The demand for $7K was formally entered into the union’s contract demands last year, but the PSC has pressed for parity pay and benefits for adjuncts since 2000. The union has achieved the goal of winning health insurance for adjuncts and graduate employees, has negotiated for conversion of hundreds of part-time positions to full-time positions and recently won three-year appointments for long-serving adjuncts, but the most difficult change to make has been in salary. 

“CUNY survives deliberate underfunding largely because it relies on low-wage workers to teach the majority of its courses,” said PSC President Barbara Bowen. “That is a scandal and a slap in the face to every CUNY student. It’s time for a revolution in CUNY adjunct pay.”

The dollar figure of $7,000 per course isn’t a random one – it is approximately the per-course equivalent for an adjunct lecturer of a starting full-time lecturer.

PSC officials and members said they were inspired by their meetings with lawmakers, although with the budget already settled, many agreed that this would be the first among many trips and demonstrations to force Albany to provide the funding necessary to support this demand in full in the next contract settlement. The demand already has the support of many key lawmakers, including the chair of the State Assembly’s Higher Education Committee, Deborah Glick. 

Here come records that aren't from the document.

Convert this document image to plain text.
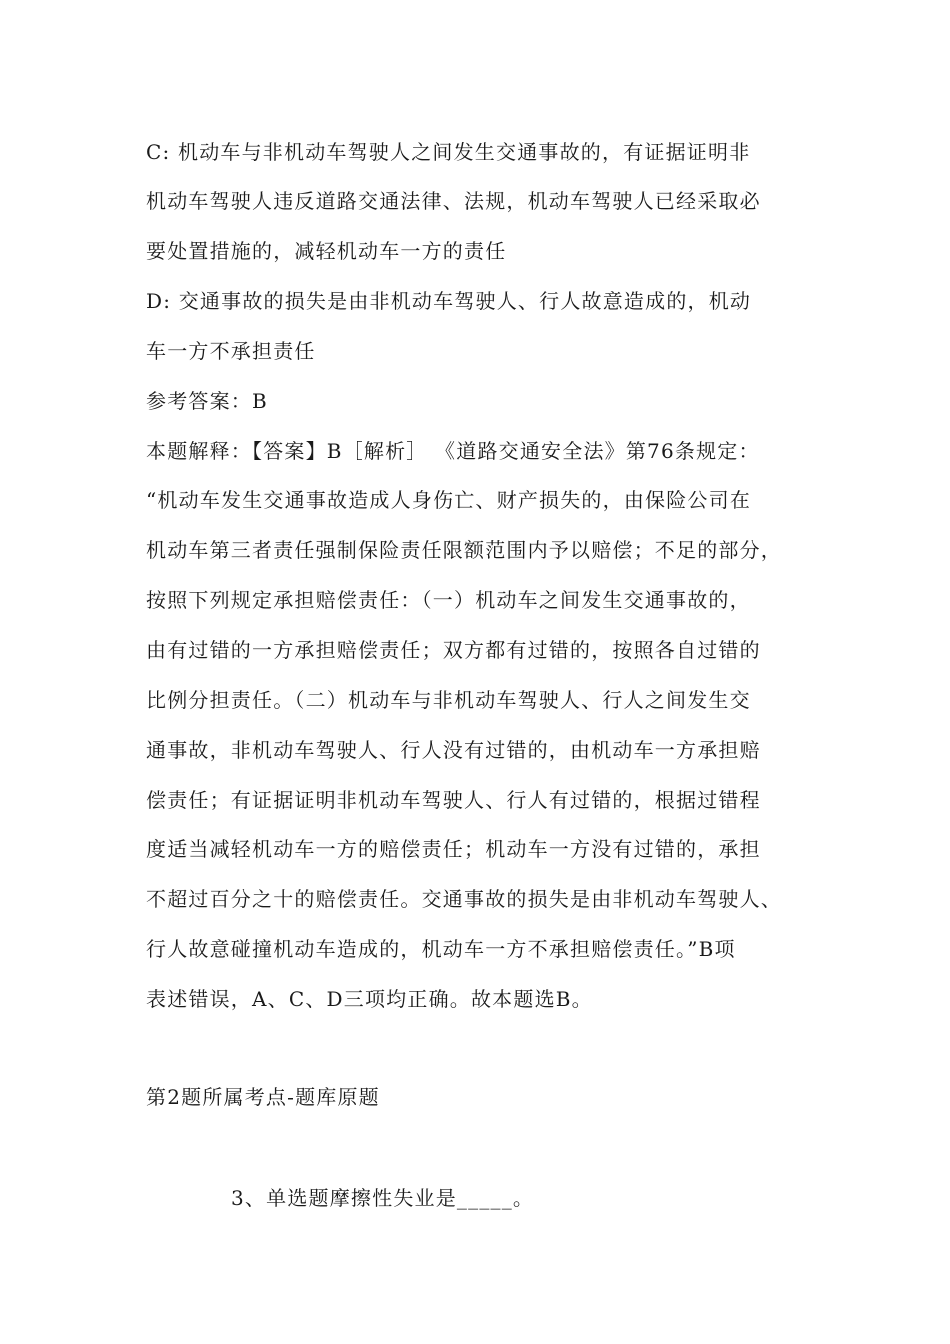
C: 机动车与非机动车驾驶人之间发生交通事故的，有证据证明非
机动车驾驶人违反道路交通法律、法规，机动车驾驶人已经采取必
要处置措施的，减轻机动车一方的责任
D: 交通事故的损失是由非机动车驾驶人、行人故意造成的，机动
车一方不承担责任
参考答案：B
本题解释：【答案】B［解析］ 《道路交通安全法》第76条规定：
“机动车发生交通事故造成人身伤亡、财产损失的，由保险公司在
机动车第三者责任强制保险责任限额范围内予以赔偿；不足的部分，
按照下列规定承担赔偿责任：（一）机动车之间发生交通事故的，
由有过错的一方承担赔偿责任；双方都有过错的，按照各自过错的
比例分担责任。（二）机动车与非机动车驾驶人、行人之间发生交
通事故，非机动车驾驶人、行人没有过错的，由机动车一方承担赔
偿责任；有证据证明非机动车驾驶人、行人有过错的，根据过错程
度适当减轻机动车一方的赔偿责任；机动车一方没有过错的，承担
不超过百分之十的赔偿责任。交通事故的损失是由非机动车驾驶人、
行人故意碰撞机动车造成的，机动车一方不承担赔偿责任。”B项
表述错误，A、C、D三项均正确。故本题选B。
第2题所属考点-题库原题
3、单选题摩擦性失业是_____。
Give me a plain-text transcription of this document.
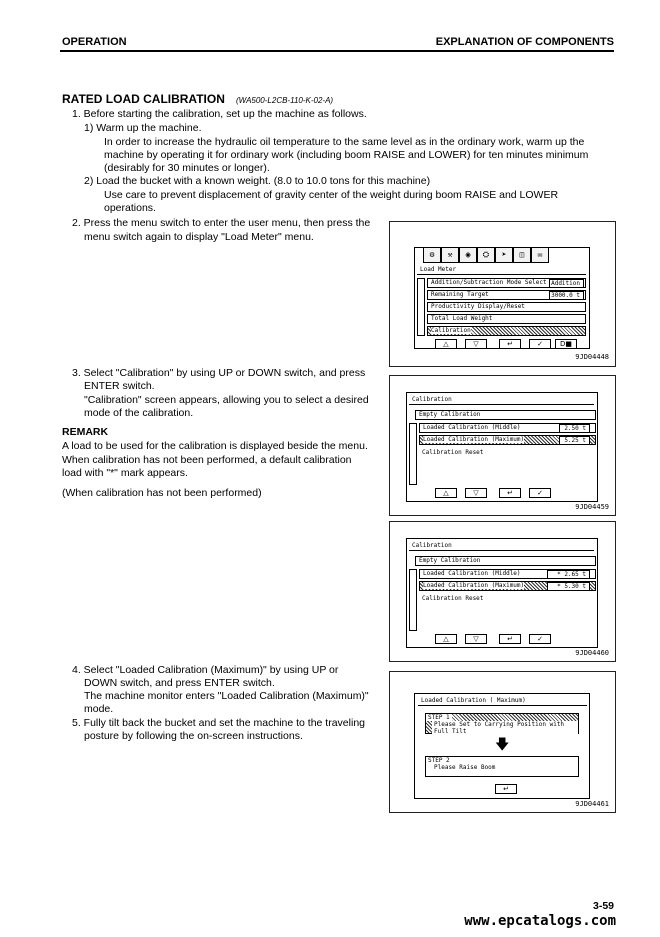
OPERATION	EXPLANATION OF COMPONENTS
RATED LOAD CALIBRATION (WA500-L2CB-110-K-02-A)
1. Before starting the calibration, set up the machine as follows.
1) Warm up the machine.
In order to increase the hydraulic oil temperature to the same level as in the ordinary work, warm up the
machine by operating it for ordinary work (including boom RAISE and LOWER) for ten minutes minimum
(desirably for 30 minutes or longer).
2) Load the bucket with a known weight. (8.0 to 10.0 tons for this machine)
Use care to prevent displacement of gravity center of the weight during boom RAISE and LOWER
operations.
2. Press the menu switch to enter the user menu, then press the
menu switch again to display "Load Meter" menu.
⚙	⚒	◉	⛭	➤	◫	✉
Load Meter
Addition/Subtraction Mode Select Addition
Remaining Target	3000.0 t
Productivity Display/Reset
Total Load Weight
Calibration
△	▽	↵	✓	D■
9JD04448
3. Select "Calibration" by using UP or DOWN switch, and press
ENTER switch.
"Calibration" screen appears, allowing you to select a desired
mode of the calibration.
REMARK
A load to be used for the calibration is displayed beside the menu.
When calibration has not been performed, a default calibration
load with "*" mark appears.
(When calibration has not been performed)
Calibration
Empty Calibration
Loaded Calibration (Middle)	2.50 t
Loaded Calibration (Maximum)	5.25 t
Calibration Reset
△	▽	↵	✓
9JD04459
Calibration
Empty Calibration
Loaded Calibration (Middle)	* 2.65 t
Loaded Calibration (Maximum)	* 5.30 t
Calibration Reset
△	▽	↵	✓
9JD04460
4. Select "Loaded Calibration (Maximum)" by using UP or
DOWN switch, and press ENTER switch.
The machine monitor enters "Loaded Calibration (Maximum)"
mode.
5. Fully tilt back the bucket and set the machine to the traveling
posture by following the on-screen instructions.
Loaded Calibration ( Maximum)
STEP 1
Please Set to Carrying Position with Full Tilt
🡇
STEP 2
Please Raise Boom
↵
9JD04461
3-59
www.epcatalogs.com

“It is crucial that we ensure that our adjunct professors receive a living wage. It is wrong for students to have highly qualified teachers who cannot stay for an extra hour or half hour because they have to run to catch a bus or catch the subway to get to another campus in order to teach another course because they aren’t getting paid a decent wage at each of those colleges,” Glick said during the rally. “The state needs to invest more in our public systems.”

The demand also has the support of Assembly Member Jo Anne Simon and State Senator Toby Ann Stavisky. 

RACIAL JUSTICE

State Senator Marisol Alcantara offered support to fight for $7K, adding that she felt there was a historic imbalance between higher state funding for institutions like SUNY-Stony Brook and underfunding at places like CUNY, where a majority of students are from the working class and are people of color. Raising adjunct salaries, she said, through funding $7K, was a part of addressing that classist and racist imbalance. 

“Count me as your partner,” she told PSC members at the rally. 

PSC’s First Vice President Mike Fabricant drove the point home in a message to all state lawmakers: “You champion this campaign, you are challenging inequality in New York City.”